Major: Integrated Science and Science in Human Culture
CFS Concentration: Field Studies in Civic Engagement
I did not fully understand what I was getting myself into when starting this internship, as I imagine is often the case with new jobs, but that actually turned out to be a good thing. When I was told I would spend 80% of my time researching composting policies & case studies and 20% of my time doing all the other things that Seven Generations Ahead (SGA) does, I had very little idea what the “other things” were, but this was a good thing as well. Because, as I’ve found, not knowing preserves the element of surprise that cheers you up, keeps you engaged, and reminds you of what you are really working towards.

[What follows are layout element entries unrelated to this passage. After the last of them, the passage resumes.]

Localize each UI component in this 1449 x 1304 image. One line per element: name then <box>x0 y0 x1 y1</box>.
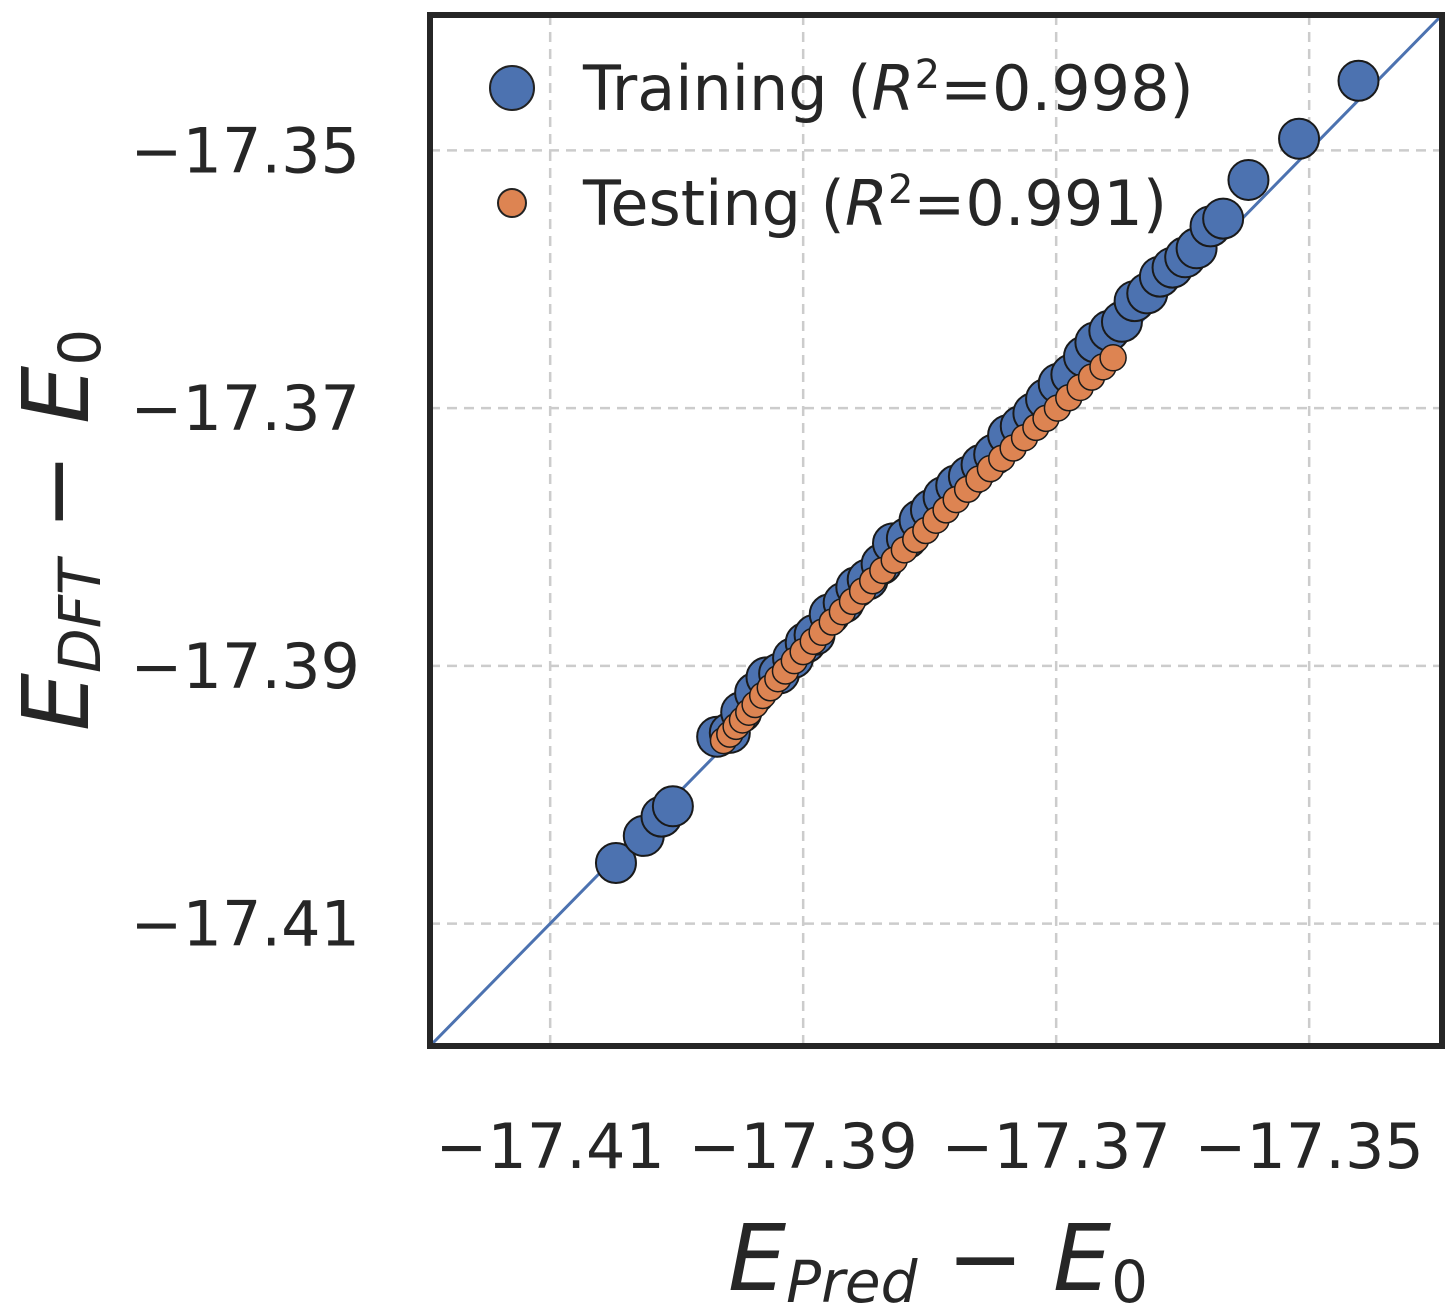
testing-point <box>1099 344 1127 372</box>
legend-marker-training <box>489 65 535 111</box>
grid-lines <box>430 15 1442 1046</box>
legend-label-training: Training (R2=0.998) <box>582 52 1194 125</box>
plot-frame <box>427 12 1445 1049</box>
testing-points <box>709 344 1127 755</box>
training-point <box>1202 197 1245 240</box>
y-tick-label: −17.41 <box>131 888 360 961</box>
legend-label-testing: Testing (R2=0.991) <box>582 167 1167 240</box>
y-tick-label: −17.39 <box>131 630 360 703</box>
y-tick-label: −17.35 <box>131 114 360 187</box>
x-tick-label: −17.39 <box>688 1110 917 1183</box>
y-tick-label: −17.37 <box>131 372 360 445</box>
legend: Training (R2=0.998) Testing (R2=0.991) <box>489 52 1194 240</box>
x-axis-label: EPred − E0 <box>728 1205 1148 1304</box>
training-point <box>651 785 694 828</box>
legend-marker-testing <box>497 188 527 218</box>
x-tick-label: −17.37 <box>941 1110 1170 1183</box>
y-axis-label: EDFT − E0 <box>3 329 114 731</box>
y-tick-labels: −17.41 −17.39 −17.37 −17.35 <box>131 114 360 960</box>
training-point <box>1337 59 1380 102</box>
x-tick-labels: −17.41 −17.39 −17.37 −17.35 <box>435 1110 1423 1183</box>
training-point <box>1278 117 1321 160</box>
training-point <box>1227 158 1270 201</box>
training-point <box>594 841 637 884</box>
x-tick-label: −17.41 <box>435 1110 664 1183</box>
x-tick-label: −17.35 <box>1194 1110 1423 1183</box>
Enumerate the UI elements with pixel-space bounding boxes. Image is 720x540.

It just so happened that one of those “other things” was the “Food: Too Good To Waste Challenge.” This program enrolled Oak Park residents and provided them with tools that enabled them to reduce their preventable food waste at home. When one potential participant missed the informational meeting the day before, my supervisor and I met with her to explain the details of the program. But there was one problem- this mother’s babysitting arrangements had fallen through, so both her four-year-old and one-year-old daughters were along for the meeting. After it became apparent that these kids were going to be a significant distraction, I took matters into my own hands. I started talking to the four-year-old, asking her to read out loud a book that she had brought along. The older sister also started to tell me about her favorite movies. She said that she had seen Frozen recently, and I told her the only thing I knew about it was the song, Let It Go. So she sang it for me! At this point, the adults could not help but to take notice of the solo-act going on. When she was finished singing, she was so excited that she wanted to sing three more songs from Frozen for me!
While it may not be immediately apparent what this experience means or why it matters, I think there is a good answer. Not only do these unexpected experiences brighten your day – who would not be delighted when they are serenaded by a four-year-old girl? – but they also connect you with people in a way that reminds you that you are working for them. In the case of SGA, which “enables communities to make the changes they need to create a sustainable future,” we are working for the community. Through our programs, we are building relationships and educating community members to achieve a sustainable future. This outgoing, four-year-old singer is exactly who SGA serves, and it was a pleasure to spend a few brief moments getting to know her.